The Kentucky Department of Education Commissioner’s Student Advisory Council, of which I am a part, has been tirelessly working to improve mental health access for students. A subgroup called the Student Mental Health Initiative worked on roundtable discussions within 10 regions of the state, collecting data from young students to put into data-informed recommendations that were presented to numerous educational groups with Lt. Gov. Jacqueline Coleman. From there, the students have headlined briefings with a variety of professionals, taken their work to their own personal schools and lives, and recently presented at the State Capitol. 
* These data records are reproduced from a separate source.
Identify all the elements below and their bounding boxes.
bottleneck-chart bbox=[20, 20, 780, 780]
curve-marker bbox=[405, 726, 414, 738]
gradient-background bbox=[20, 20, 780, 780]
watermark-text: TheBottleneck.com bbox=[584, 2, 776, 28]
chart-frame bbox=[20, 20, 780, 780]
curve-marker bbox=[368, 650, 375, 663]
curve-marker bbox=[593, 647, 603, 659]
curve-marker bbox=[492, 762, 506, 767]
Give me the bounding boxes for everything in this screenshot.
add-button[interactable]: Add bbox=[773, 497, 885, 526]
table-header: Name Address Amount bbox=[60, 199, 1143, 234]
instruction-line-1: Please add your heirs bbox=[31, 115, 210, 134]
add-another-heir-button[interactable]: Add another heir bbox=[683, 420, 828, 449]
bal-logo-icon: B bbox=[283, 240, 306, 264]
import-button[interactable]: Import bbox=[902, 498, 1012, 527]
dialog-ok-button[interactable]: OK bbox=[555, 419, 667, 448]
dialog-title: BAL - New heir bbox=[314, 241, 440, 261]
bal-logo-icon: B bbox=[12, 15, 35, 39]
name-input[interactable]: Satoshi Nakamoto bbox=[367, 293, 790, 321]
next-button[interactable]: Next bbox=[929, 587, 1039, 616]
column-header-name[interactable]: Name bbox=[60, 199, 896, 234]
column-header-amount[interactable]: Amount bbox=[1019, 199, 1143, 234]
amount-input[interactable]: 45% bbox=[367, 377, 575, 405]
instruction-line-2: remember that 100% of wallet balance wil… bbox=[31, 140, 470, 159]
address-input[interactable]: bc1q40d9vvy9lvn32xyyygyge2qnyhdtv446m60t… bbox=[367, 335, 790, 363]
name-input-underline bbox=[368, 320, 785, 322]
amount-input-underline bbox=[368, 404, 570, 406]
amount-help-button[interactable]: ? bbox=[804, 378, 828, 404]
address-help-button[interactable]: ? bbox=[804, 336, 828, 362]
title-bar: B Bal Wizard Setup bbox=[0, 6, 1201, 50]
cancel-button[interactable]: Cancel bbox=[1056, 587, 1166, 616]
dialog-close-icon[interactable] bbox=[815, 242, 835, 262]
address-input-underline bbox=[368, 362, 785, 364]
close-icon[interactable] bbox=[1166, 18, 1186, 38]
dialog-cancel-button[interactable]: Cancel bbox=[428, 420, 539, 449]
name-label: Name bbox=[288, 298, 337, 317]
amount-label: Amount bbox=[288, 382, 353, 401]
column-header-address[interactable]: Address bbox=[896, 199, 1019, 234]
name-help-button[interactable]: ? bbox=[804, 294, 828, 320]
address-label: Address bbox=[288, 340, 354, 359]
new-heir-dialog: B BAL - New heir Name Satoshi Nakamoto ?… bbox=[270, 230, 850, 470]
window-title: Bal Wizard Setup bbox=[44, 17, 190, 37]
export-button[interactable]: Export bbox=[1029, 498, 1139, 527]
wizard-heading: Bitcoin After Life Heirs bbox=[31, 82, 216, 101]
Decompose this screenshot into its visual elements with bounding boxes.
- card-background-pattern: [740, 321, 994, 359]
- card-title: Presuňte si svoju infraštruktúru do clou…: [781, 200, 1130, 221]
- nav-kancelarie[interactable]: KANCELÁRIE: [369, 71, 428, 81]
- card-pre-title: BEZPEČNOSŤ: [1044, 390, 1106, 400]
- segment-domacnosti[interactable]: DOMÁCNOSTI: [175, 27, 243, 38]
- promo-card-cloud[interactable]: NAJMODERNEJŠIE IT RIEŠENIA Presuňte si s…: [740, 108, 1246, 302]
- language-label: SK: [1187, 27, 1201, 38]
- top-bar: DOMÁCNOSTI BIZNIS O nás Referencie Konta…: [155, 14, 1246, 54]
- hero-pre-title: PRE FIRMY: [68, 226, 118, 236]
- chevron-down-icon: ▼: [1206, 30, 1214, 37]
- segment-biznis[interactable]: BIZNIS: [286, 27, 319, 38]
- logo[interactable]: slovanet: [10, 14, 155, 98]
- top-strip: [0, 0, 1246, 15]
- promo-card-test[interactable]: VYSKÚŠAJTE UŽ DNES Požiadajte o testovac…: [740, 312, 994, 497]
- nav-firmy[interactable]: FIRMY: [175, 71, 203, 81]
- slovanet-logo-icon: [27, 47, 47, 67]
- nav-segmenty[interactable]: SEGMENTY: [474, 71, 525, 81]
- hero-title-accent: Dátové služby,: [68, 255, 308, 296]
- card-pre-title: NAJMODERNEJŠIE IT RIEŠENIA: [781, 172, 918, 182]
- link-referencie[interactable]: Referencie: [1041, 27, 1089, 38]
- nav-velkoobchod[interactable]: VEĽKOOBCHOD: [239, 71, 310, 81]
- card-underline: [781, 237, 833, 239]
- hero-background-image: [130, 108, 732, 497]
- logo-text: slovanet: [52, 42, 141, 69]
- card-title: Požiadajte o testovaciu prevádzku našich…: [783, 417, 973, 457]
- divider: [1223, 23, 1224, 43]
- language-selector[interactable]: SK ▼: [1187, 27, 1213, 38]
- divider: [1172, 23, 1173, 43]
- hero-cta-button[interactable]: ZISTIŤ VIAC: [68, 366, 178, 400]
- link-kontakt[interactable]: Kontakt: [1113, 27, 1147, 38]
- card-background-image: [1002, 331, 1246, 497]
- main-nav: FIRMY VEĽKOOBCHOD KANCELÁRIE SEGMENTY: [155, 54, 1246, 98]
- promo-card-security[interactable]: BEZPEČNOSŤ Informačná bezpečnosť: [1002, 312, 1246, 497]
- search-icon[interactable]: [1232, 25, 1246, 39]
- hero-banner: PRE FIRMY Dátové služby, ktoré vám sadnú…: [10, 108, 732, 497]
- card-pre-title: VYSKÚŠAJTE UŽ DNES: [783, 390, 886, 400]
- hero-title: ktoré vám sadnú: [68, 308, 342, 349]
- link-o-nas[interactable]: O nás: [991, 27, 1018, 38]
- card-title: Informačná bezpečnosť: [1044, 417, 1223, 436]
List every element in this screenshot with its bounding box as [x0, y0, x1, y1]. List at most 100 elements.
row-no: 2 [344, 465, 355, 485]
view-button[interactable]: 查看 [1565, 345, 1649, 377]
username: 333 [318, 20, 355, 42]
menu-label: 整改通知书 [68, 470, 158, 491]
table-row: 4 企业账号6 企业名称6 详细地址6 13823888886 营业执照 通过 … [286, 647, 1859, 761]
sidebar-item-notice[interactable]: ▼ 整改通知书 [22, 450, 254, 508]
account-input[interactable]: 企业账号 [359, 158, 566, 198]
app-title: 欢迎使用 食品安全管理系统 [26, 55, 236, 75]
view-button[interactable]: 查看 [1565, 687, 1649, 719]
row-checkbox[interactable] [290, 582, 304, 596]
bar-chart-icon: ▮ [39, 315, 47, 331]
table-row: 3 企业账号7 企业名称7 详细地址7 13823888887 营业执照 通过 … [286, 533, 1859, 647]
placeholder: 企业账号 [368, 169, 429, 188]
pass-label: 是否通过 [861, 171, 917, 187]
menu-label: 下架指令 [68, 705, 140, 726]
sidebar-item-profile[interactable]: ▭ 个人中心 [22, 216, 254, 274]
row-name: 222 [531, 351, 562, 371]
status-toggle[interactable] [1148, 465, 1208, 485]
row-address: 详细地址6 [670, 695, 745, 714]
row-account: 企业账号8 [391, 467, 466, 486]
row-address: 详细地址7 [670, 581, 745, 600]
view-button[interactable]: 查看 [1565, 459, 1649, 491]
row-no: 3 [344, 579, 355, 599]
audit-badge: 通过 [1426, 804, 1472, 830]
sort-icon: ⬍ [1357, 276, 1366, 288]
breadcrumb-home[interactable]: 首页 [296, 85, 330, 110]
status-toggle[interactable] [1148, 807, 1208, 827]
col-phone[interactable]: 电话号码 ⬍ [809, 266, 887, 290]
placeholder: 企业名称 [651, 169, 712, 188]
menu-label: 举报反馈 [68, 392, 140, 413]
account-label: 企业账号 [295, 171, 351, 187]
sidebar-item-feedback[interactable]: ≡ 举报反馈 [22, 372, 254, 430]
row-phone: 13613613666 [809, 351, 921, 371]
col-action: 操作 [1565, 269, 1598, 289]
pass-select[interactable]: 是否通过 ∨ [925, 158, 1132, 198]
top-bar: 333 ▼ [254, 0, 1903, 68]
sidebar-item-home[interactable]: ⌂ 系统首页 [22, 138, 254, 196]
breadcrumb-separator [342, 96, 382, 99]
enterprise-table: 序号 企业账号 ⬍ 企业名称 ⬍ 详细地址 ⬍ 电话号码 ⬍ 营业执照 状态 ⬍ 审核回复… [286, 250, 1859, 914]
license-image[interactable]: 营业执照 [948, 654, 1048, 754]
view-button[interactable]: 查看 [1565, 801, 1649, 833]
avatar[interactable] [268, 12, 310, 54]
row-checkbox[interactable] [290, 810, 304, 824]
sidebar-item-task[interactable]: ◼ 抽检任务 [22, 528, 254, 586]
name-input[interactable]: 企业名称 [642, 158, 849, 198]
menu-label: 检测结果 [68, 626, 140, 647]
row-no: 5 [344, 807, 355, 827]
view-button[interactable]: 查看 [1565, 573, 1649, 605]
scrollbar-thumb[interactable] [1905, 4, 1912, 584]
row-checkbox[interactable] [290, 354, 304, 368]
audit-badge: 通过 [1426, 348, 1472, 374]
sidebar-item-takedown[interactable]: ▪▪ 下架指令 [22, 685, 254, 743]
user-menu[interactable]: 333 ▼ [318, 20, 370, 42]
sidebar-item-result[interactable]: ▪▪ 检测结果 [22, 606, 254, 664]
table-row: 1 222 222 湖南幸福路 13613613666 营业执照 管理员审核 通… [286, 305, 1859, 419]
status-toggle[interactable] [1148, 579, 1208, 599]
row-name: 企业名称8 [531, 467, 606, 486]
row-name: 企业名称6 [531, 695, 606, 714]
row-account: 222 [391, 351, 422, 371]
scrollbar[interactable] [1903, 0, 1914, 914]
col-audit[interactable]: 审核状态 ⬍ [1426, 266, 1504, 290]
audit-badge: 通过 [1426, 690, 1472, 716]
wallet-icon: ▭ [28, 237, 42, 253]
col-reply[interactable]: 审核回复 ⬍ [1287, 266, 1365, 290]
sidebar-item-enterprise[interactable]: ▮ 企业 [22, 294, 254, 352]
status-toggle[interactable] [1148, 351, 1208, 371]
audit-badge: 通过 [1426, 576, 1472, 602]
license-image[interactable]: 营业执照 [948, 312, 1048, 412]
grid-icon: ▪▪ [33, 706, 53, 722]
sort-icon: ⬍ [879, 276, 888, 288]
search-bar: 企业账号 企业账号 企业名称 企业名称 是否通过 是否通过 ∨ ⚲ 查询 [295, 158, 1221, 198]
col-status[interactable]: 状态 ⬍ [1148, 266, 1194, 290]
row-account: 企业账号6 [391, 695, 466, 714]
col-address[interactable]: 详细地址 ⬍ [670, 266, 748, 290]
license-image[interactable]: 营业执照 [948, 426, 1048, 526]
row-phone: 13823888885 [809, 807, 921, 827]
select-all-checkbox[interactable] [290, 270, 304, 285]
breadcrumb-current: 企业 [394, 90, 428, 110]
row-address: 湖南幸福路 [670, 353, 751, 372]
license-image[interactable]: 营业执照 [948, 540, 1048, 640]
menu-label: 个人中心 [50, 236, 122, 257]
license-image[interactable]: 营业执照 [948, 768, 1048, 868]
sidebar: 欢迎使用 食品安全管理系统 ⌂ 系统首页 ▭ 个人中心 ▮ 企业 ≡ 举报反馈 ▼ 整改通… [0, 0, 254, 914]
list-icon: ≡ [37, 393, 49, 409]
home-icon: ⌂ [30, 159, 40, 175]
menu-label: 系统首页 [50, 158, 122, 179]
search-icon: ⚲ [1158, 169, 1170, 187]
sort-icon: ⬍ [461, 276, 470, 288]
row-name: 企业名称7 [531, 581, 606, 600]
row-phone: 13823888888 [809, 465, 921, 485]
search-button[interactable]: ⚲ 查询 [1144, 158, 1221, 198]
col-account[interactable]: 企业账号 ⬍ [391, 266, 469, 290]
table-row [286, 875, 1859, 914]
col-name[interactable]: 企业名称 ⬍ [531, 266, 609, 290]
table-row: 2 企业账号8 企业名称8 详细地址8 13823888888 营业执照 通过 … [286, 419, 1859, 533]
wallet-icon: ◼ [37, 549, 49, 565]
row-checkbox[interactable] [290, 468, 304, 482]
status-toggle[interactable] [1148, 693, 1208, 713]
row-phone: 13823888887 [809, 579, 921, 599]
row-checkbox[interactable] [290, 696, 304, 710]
With recognition from Gov. Andy Beshear, the team sat in on the ceremonial signing of a bill they fought for, House Bill 44, which allows school districts to make mental health days excused absences. The voices of hundreds of students across Kentucky fueled this fire, and it keeps burning. 

Therefore, this fire will not be put out until Kentucky changes. 

No more students left behind. 

No more panic attacks in the school bathrooms. 

No more loss of childhood. 

No more children growing up too soon. 

No more teachers doing more than just teaching. 

No more punishment for taking mental health breaks. 

No more ignorance, ill support or pushing to the side.